Fast forward a bit more than a decade, and into the teeth of the pandemic, roughly 70 percent of the company’s top line is done through direct bookings, he said. The remainder comes through affiliates and sites such as the Knot.

The modus operandi has been to hold steady in the pursuit of the goal of emerging much stronger on the back end, as others lose their proverbial heads. Part of the tailwind comes through the fact that the company is more exposed to leisure travel than corporate (the split used to be 50/50; now it’s about 85 percent/15 percent, respectively).

Pandemic’s Bite Not As Deep

Hentschel pointed to the fact the company has enjoyed a relatively shallower revenue decline than its peers because its business model — marked by discount pricing (which means consumers are determined to follow through with their trips) and a gig-based workforce — has proven to be more flexible. Sports teams are still traveling, weddings are still going strong, and those won’t be “hybrid” events that will likely dominate the corporate event pace, he said.

And with a nod toward that gig-based workforce, he said that coming out of the depths of the pandemic, the HotelPlanner agent roster is up to several thousand agents and is growing by several hundred a day.

“When people call, they get localized service, and the people who are taking the calls are happy because they’re on average making between $10 to $30 an hour — sitting on their couch with a headset and a laptop,” he said. “You couldn’t ask for a better job.”

Where We Are Headed

Looking ahead at the future of the “closed use” travel space — where groups are offered special rates — he said the platform model, aided by AI and search engine marketing, will continue to improve in offering users the best deals. Cancellations have not been spiking in part because to get the discounted rate, there are, generally speaking, “no cancellation” policies in place. (Force majeure tied to lockdowns might be a different story, but we are not yet there, even with the virus variants.)
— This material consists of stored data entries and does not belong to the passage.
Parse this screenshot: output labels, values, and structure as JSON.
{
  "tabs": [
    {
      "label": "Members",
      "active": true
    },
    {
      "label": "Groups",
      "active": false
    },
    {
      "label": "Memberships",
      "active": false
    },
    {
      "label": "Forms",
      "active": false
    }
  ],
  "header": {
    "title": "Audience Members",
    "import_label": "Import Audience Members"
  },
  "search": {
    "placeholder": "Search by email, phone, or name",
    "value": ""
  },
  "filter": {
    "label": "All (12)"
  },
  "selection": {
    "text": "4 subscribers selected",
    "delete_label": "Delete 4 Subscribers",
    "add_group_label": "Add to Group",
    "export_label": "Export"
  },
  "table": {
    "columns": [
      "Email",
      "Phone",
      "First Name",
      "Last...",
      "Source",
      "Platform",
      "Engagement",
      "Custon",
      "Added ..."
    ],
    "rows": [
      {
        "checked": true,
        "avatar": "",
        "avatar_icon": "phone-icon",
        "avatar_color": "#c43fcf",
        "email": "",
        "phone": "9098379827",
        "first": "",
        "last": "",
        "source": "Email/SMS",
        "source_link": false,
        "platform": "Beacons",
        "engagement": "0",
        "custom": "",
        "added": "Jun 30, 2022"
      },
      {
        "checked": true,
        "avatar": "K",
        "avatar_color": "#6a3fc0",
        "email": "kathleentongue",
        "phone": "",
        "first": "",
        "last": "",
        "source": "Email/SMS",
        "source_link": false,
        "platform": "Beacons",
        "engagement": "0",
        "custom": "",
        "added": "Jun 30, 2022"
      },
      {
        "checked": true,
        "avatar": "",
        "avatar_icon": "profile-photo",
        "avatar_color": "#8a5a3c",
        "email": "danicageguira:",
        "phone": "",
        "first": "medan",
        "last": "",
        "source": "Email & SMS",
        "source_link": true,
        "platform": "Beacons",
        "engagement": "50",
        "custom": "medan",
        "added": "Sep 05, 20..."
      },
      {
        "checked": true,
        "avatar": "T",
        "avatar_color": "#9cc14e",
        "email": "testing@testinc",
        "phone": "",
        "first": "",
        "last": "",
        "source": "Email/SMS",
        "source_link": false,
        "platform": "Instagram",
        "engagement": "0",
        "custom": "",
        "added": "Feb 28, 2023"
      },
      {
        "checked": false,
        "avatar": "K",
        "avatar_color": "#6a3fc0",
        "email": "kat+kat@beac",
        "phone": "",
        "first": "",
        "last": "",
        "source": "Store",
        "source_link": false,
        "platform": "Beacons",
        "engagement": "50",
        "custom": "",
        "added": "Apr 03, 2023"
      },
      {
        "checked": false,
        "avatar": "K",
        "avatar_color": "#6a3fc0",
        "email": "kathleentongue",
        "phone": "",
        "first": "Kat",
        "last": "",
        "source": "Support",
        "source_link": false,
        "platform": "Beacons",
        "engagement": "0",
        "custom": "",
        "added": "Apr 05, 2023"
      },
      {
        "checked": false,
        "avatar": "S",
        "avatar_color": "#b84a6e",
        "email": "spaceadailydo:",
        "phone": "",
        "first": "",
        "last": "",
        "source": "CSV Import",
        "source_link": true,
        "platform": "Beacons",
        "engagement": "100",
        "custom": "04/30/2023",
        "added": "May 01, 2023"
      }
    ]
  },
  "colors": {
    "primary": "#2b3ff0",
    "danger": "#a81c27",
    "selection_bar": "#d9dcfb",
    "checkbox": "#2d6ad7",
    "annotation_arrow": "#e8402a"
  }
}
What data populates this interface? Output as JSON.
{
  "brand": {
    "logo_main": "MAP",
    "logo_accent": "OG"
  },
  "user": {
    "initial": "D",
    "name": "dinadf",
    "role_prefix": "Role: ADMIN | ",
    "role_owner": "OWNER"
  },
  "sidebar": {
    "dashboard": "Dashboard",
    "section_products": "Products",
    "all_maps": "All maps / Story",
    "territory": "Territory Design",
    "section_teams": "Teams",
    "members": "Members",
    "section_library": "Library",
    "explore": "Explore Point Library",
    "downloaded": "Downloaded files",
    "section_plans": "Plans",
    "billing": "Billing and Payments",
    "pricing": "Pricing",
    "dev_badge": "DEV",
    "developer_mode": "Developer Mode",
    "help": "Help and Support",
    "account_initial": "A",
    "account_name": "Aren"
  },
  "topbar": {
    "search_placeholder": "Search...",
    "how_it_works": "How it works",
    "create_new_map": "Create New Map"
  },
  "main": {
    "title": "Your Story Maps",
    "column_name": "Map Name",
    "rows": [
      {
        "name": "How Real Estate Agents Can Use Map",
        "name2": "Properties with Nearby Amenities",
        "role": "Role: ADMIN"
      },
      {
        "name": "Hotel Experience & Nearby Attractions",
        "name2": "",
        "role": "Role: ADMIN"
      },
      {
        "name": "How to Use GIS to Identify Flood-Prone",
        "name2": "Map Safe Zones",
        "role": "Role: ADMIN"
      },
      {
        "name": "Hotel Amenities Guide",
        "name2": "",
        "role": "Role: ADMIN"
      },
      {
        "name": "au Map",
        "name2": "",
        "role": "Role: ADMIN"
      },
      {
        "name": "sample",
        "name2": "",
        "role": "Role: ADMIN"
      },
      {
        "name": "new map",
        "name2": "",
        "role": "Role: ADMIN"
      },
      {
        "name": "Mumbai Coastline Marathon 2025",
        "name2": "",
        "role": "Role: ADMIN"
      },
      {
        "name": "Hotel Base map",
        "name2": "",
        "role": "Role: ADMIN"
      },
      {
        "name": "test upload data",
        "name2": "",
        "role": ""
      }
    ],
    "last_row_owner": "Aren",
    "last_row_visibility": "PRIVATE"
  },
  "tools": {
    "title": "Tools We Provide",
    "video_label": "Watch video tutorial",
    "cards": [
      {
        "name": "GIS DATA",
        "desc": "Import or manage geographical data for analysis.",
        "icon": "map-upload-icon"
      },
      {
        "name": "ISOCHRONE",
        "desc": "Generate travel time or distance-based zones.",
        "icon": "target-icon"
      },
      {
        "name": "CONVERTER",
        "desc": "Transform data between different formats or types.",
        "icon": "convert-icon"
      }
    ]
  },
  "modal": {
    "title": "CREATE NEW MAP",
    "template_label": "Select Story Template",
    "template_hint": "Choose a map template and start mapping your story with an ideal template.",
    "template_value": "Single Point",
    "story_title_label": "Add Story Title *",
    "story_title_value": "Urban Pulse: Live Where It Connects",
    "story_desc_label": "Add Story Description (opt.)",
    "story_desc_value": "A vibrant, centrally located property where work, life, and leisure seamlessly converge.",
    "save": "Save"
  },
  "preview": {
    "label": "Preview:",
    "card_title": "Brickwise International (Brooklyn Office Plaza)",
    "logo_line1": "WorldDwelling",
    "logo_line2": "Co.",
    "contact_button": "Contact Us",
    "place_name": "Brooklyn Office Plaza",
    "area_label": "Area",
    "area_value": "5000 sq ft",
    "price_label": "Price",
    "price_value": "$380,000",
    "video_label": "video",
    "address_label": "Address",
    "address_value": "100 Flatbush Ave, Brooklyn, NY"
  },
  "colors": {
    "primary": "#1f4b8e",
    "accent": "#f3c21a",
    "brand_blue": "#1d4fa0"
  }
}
On the other side of the pandemic, he said, travel is going to be, well, better.

A few years from now, he predicted, “You’re going to see fewer people traveling, especially for corporate events, but they’re going to make those trips count. So, the events will be bigger, more over the top. There’ll be more business class and luxury flights. You’re not going to take 20 trips a year. You’re going to take five trips — but you’re going to treat yourself too.”